Some of the commandments seem somewhat dated, witness #2: "You will never become a .300 hitter unless you take the bat off your shoulder." -- this sounds like something Dusty Baker might say, right? -- but many of them can help us in life lessons as well, such as #7 ("Always run them out. You never can tell."), #8 ("Never quit.") and #9 ("Do not find too much fault with the umpires. You cannot expect them to be as perfect as you are.").

Thorne deftly weaves in both baseball stories and stories from his own life and the lives of his family in showing how we can apply McCarthy's lessons as we go through living today. Despite some annoying typos (Curt Schilling's name is spelled "Shilling" throughout), I enjoyed this book and Thorne's "positive thinking" message is one that each and every one of us can use, especially in today's trying times.

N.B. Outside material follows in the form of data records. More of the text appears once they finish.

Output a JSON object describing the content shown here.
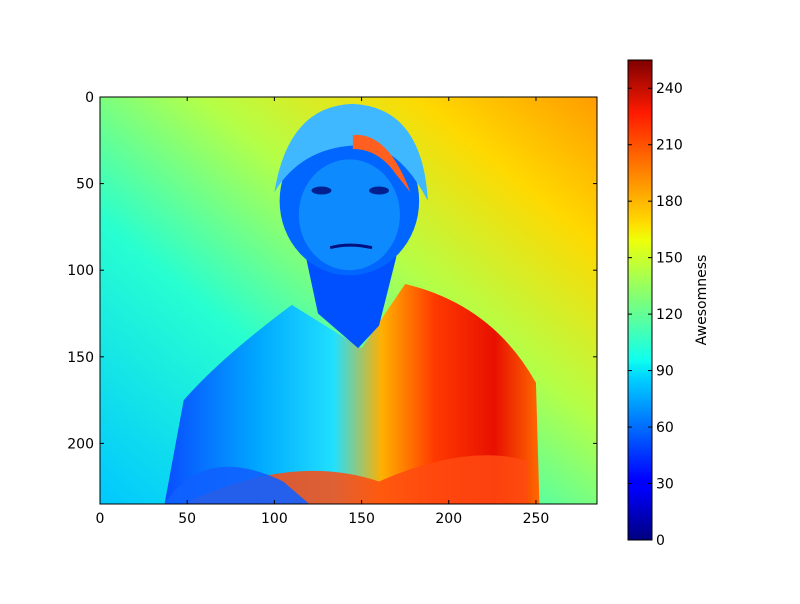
{
  "chart_data": {
    "type": "heatmap",
    "description_kind": "image displayed with jet colormap",
    "colormap": "jet",
    "image_shape": {
      "rows": 235,
      "cols": 285
    },
    "xlim": [
      0,
      285
    ],
    "ylim": [
      235,
      0
    ],
    "xticks": [
      0,
      50,
      100,
      150,
      200,
      250
    ],
    "yticks": [
      0,
      50,
      100,
      150,
      200
    ],
    "colorbar": {
      "label": "Awesomness",
      "range": [
        0,
        255
      ],
      "ticks": [
        0,
        30,
        60,
        90,
        120,
        150,
        180,
        210,
        240
      ]
    },
    "grid": false
  }
}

Before I tell you how you can get this book, a word about Joe McCarthy. McCarthy managed the Cubs from 1926-1930, having five winning seasons and winning the 1929 pennant (and that team may have had the best shot of any post-1908 team of winning the World Series, had they not blown a couple of leads and gotten tricked by Connie Mack when he started 35-year-old Howard Ehmke in game 1, rather than one of his star pitchers, after Ehmke had scouted the Cubs diligently at the end of the season). After a down year in 1930, McCarthy was dismissed. What a mistake -- one of the biggest in the history of the franchise. McCarthy was immediately hired by the Yankees and won eight pennants and seven World Series between 1932 and 1943, and nearly took the Red Sox to the Series in 1948 (they lost the first pennant playoff). If only the Cubs had followed McCarthy's third commandment, "If what you did yesterday still looks big to you, you haven't done much today." -- maybe they'd have kept him and had some of the success the Yankees did (McCarthy's Yankees beat the Cubs in the World Series twice, in 1932 and 1938).

You can get this book only at the Sporting Chance Press website, as for now the publisher, based in Crystal Lake, wants to start small. If you happen to be in Cooperstown, the book has also been chosen to be sold at the Hall of Fame Gift Shop (though not in their online store).

It's a nice, fun read and maybe you'll learn something, too.